Strain-correlated mechanochromism in different polyurethanes featuring a supramolecular mechanophore

Abstract

A previously reported, supramolecular, loop-forming mechanophore comprised of two covalently connected perylene diimide (PDI) dyes was equipped with hydroxy groups and covalently incorporated into different polyurethanes (PUs). Four PUs with different hard segments based on either isophorone diisocyanate (IDI), 4,4′-methylenebis(cyclohexyl isocyanate) (HMDI), hexamethylene diisocyanate (HDI), or methylene diphenyl diisocyanate (MDI) were investigated. The different isocyanates affect the degree of hard phase formation and crystallization, and thus bestow the materials with different mechanical properties.

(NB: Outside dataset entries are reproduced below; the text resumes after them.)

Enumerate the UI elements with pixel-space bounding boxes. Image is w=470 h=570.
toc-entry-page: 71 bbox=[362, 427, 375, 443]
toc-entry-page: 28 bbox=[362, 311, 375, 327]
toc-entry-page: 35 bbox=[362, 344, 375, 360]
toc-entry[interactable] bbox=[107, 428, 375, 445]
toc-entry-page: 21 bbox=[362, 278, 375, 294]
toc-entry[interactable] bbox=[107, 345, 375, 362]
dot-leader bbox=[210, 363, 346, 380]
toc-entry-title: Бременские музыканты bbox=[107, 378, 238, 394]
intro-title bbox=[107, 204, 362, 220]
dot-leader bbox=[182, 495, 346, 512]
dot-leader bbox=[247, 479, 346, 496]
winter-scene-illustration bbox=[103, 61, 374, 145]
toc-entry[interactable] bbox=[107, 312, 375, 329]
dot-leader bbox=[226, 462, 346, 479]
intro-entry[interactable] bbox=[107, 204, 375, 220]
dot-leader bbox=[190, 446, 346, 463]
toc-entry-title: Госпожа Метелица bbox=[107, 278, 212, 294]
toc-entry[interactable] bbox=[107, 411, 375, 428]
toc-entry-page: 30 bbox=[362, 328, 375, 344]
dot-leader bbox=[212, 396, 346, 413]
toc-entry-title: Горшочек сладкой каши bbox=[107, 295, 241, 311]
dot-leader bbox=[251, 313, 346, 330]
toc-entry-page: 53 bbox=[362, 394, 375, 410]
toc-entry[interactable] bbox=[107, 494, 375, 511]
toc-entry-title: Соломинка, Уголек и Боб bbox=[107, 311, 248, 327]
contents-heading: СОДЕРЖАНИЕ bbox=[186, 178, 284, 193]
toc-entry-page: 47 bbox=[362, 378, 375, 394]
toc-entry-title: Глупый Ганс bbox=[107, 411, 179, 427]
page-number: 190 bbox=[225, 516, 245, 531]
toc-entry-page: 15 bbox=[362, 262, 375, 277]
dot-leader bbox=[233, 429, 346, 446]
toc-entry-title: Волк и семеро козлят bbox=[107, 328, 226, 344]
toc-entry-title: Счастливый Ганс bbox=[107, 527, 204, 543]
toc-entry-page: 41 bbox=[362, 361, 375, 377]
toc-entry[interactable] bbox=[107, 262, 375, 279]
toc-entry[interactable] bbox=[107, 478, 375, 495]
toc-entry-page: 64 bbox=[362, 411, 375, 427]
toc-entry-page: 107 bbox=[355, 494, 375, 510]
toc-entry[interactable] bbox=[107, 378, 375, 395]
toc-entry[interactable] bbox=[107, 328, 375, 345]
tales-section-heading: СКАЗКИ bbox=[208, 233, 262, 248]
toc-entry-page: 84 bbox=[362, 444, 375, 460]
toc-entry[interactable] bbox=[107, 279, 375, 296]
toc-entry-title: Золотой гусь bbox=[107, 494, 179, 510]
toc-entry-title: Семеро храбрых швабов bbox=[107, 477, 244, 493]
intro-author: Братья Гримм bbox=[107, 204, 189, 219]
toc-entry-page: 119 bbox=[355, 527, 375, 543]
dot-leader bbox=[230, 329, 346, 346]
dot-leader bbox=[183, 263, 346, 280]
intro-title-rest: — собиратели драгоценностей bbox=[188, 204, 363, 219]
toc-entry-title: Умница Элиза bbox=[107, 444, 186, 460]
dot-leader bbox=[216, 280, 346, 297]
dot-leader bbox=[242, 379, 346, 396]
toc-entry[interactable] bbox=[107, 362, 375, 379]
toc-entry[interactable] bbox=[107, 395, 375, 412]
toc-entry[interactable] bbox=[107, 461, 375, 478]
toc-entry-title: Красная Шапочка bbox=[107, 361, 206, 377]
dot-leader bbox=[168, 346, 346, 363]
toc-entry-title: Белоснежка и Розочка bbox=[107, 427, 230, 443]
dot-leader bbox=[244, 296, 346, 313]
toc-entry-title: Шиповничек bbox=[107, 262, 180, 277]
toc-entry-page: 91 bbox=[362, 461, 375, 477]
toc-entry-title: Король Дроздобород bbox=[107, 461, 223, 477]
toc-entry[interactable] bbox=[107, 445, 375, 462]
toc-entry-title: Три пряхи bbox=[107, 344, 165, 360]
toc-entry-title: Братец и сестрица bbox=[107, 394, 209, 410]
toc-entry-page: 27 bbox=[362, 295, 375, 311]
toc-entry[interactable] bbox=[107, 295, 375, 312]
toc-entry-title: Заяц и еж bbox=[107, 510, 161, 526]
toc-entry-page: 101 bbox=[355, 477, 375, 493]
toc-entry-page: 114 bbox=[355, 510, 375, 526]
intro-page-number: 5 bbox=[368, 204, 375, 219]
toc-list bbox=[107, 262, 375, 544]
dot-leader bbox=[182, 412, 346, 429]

Except for the MDI-based polymer, whose photoluminescence is quenched, dominant excimer emission is observed for all polymers in the absence of mechanical force, which indicates that the mechanophore motif is folded into a loop with interacting PDI dyes. Upon deformation, the PDI monomer emission intensity increases to the extent that the change becomes visually discernible, suggesting that the loops unfold. The mechanophore functions well in all three matrices, but the mechanochromic response depends strongly on the polymers’ materials properties. The most pronounced response is observed for the HDI-based PU, which displays a robust hard segment formation and the highest strength and stiffness. In all materials, the mechanochromic response reliably scales with the applied strain and reversible strain sensing over multiple cycles of deformation could be shown for all PUs.